L’initiative vient de l’association Modus Vivendi. Elle a l’expérience des festivals, où elle travaille à réduire les risques liés à la consommation de drogue et d’alcool.

Cette fois, elle s’est fixé le défi de prévenir les risques des excès d’alcool au sein des cercles d’étudiants, où la bière pourtant est sacrée et une "belle descente" valorisée.

"On ne vient pas pour limiter la fête", explique l’une des coordinatrices de l’initiative Emilie Walewyns, elle-même "baptisée". "On veut plutôt aider les étudiants à connaitre leurs limites personnelles, pour les respecter et ne pas se mettre en danger. Pour que la fête soit un plaisir dont on profite de bout en bout".

L’association ne veut pas faire la morale : "On n’est pas venu en disant "Ce que vous faites, c’est mal" mais plutôt : l’alcool c’est un ingrédient du folklore, mais il n'y a pas que ça. On veut pousser les étudiants à se demander quelle place ils donnent à l’alcool, quel modèle ils donnent aux nouveaux".

Un étudiant sur trois boit trop

Pour commencer, l’association a voulu cerner la consommation d’alcool des étudiants des campus bruxellois, en lançant un questionnaire en ligne. 3000 étudiants y ont répondu en trois mois.

Les résultats de cette consultation de Modus Vivendi sont impressionnants.

Un étudiant sur trois consomme trop d’alcool, une consommation dommageable pour son cerveau, outre d’autres risques immédiats (comas éthyliques, accidents, relations sexuelles non-désirées, etc).

Plus précisément un étudiant sur trois présente au moins un de ces trois critères : plusieurs ivresses sur la semaine. Ou plusieurs ‘bingedrinking’ (boire pour être vite saoul, cinq verres au moins en deux heures). Ou encore boire une quantité importante d’alcool (plus de 21 verres/semaine pour les hommes, 14 pour les femmes).

Un étudiant sur 10 est un "gros consommateur" : il cumule les trois critères.

De l’eau dans les cercles

Modus Vivendi a réussi, sur base de cette étude, à mettre sur pied un programme de prévention avec les cercles de Saint-Louis et de l'ULB et les rectorats.

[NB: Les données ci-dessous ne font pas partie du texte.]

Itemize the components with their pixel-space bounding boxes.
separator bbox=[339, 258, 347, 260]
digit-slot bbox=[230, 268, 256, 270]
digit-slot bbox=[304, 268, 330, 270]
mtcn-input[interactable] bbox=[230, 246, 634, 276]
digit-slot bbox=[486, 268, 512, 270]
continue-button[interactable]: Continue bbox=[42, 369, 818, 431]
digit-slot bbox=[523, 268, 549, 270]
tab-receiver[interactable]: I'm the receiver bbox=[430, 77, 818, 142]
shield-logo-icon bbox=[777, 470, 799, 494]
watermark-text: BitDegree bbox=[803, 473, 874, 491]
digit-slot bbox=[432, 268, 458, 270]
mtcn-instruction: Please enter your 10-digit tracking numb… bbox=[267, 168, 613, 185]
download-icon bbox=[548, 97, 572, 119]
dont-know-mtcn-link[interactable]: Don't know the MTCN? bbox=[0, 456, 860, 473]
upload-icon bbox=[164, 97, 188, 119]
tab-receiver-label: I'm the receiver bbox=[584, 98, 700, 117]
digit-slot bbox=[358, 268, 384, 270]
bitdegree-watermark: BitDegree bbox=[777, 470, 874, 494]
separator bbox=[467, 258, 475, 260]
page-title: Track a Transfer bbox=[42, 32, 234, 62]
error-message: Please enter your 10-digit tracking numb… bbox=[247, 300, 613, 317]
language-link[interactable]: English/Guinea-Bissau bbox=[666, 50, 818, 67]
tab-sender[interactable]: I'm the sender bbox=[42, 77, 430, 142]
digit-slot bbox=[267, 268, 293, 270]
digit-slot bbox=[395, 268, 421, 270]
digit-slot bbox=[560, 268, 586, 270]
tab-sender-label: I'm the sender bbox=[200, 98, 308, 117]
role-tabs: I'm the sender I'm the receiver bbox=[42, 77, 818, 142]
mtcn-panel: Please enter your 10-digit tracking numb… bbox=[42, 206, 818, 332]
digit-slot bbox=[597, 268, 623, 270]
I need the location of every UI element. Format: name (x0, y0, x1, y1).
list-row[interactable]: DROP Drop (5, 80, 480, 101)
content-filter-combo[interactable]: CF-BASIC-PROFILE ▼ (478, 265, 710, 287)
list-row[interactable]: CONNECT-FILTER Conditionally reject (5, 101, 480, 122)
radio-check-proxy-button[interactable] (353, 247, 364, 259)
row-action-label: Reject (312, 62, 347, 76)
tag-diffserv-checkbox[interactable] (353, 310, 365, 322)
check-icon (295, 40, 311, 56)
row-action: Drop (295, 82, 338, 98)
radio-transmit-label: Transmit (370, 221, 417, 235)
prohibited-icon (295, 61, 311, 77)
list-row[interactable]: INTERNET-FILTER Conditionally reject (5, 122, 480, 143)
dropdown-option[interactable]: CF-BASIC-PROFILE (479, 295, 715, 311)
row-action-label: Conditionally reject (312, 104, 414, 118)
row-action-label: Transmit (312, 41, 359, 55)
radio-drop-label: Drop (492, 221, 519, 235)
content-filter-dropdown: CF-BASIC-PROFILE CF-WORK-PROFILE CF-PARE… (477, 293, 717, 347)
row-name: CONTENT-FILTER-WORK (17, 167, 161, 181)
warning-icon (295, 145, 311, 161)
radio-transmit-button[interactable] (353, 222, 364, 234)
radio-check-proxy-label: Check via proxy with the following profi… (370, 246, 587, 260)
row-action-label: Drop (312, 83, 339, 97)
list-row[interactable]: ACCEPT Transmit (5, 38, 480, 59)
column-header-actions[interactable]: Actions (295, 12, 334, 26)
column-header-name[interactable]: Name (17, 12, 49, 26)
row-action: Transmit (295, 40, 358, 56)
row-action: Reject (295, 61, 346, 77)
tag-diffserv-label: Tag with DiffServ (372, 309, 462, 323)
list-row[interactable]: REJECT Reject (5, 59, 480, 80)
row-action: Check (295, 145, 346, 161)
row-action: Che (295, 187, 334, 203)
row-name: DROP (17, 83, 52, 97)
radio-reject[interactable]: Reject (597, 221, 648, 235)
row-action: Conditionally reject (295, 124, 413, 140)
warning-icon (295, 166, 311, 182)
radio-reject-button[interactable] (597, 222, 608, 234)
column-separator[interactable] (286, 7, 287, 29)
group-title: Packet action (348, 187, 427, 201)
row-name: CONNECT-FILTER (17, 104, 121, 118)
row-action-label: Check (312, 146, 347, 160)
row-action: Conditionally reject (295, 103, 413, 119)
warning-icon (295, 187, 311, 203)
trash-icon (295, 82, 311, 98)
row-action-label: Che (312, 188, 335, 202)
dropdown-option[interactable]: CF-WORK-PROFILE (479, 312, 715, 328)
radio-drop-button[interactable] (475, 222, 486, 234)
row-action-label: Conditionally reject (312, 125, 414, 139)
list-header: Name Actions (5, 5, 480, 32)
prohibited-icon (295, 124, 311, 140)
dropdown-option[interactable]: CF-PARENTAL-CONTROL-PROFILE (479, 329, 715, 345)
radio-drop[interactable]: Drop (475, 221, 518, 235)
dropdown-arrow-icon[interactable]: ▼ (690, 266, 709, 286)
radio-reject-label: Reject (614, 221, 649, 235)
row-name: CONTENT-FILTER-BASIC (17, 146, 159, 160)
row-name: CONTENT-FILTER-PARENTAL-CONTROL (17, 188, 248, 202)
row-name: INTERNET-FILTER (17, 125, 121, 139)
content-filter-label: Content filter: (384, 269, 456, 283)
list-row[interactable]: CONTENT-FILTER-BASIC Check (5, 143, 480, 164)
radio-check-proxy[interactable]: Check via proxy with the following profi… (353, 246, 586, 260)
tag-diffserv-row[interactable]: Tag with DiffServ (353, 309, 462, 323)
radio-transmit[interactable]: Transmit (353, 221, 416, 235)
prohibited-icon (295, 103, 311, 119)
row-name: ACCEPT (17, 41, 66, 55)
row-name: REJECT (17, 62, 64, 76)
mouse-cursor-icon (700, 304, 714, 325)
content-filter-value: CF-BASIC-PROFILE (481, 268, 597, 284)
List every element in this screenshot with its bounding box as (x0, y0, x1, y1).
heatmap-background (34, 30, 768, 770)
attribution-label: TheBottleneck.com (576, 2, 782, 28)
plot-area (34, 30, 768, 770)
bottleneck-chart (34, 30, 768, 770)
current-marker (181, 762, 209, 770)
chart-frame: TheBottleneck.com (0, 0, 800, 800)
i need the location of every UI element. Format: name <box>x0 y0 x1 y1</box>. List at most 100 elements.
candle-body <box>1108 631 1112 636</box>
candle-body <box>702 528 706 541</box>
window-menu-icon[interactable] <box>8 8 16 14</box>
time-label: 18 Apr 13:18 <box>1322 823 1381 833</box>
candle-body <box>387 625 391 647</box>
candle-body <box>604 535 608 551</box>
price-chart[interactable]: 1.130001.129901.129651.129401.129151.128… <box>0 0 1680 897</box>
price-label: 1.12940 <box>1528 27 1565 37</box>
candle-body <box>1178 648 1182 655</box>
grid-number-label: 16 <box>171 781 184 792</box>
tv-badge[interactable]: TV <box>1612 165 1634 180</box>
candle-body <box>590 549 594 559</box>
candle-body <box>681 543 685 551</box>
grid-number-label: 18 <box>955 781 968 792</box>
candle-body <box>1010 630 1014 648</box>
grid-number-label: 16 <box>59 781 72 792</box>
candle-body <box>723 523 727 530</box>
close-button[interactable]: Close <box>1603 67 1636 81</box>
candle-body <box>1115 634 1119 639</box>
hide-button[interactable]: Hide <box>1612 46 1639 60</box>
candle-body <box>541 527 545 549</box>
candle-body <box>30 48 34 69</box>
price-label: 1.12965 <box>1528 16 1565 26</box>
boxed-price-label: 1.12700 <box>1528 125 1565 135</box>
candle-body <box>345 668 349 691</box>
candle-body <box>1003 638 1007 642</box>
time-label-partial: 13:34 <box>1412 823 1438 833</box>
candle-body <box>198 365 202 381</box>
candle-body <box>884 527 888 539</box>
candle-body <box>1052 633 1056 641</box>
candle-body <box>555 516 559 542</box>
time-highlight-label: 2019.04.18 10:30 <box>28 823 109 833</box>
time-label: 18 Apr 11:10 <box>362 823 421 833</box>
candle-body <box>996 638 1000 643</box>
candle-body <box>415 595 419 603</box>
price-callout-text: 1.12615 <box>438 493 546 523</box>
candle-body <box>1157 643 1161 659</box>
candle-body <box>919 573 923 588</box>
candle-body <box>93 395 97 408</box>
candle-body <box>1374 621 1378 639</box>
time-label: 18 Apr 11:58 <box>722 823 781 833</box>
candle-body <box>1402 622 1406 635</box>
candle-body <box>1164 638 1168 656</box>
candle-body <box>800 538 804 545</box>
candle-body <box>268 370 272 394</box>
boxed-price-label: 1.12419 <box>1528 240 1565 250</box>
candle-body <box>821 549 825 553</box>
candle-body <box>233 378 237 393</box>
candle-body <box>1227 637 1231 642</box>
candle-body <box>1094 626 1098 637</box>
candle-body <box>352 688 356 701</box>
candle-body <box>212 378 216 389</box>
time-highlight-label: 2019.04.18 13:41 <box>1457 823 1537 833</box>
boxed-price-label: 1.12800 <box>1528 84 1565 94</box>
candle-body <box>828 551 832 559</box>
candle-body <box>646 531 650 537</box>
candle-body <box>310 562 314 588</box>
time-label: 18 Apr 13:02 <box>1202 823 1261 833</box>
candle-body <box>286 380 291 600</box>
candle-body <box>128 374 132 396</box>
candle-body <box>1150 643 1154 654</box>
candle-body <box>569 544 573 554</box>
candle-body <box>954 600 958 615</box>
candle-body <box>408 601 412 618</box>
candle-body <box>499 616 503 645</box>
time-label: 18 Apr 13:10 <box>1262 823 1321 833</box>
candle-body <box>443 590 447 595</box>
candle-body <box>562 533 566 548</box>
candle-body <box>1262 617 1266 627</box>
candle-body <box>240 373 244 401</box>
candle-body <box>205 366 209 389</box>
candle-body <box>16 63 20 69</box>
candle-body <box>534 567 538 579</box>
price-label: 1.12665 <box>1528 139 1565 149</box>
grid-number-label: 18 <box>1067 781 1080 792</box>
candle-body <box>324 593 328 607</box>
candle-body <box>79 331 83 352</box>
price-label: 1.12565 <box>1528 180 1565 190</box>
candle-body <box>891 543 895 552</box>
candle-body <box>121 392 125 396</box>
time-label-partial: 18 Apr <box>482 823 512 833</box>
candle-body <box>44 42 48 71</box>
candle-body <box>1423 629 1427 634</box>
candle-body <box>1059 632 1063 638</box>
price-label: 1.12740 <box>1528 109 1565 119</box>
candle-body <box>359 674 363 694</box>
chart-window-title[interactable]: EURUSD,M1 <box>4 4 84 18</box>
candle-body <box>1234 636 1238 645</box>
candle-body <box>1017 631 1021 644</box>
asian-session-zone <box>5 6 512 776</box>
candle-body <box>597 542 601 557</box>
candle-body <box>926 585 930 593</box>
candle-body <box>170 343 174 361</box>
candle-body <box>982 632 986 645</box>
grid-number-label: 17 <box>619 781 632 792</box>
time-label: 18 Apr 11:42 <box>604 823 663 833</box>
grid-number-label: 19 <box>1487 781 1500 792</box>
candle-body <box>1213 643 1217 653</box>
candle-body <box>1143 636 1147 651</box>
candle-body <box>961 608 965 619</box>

Les étudiants ont emboité le pas à l’association et imaginé des affiches et du matériel de sensibilisation. Ils ont instauré dans les soirées des distribution d’eau et de préservatifs et des "safe corners", où deux étudiants spécialement formés aident ceux pour qui la soirée dérape. Accueil, sensibilisation, aide à ceux qui sont saouls, alternatives pour ne pas conduire en ayant bu, etc.

"L’initiative est très bien reçue parce que ce sont précisément des étudiants des cercles qui en parlent, d’égal à égal, pas quelqu’un d’extérieur" explique Laura Faure, présidente des cercles étudiants de l’ULB. Ce projet de gestion des risques va s’ancrer à long terme sur le campus et sera bientôt entièrement géré par les étudiants.

"L’alcool fait partie de la vie estudiantine mais pas la surconsommation d’alcool" commente Pierre Weyts, vice-président du cercle Saint-Louis. "On veut donner le message de rester responsable, ne pas être à ramasser à la petite cuiller, et puis... on profite plus de sa soirée si on s’en souvient."

Un projet-pilote qui fera des petits

Ce projet-pilote, testé à l'ULB et à l'Université Saint-Louis, sera étendu cette année aux événements de deux écoles supérieures, à nouveau sur base d’une participation active des étudiants.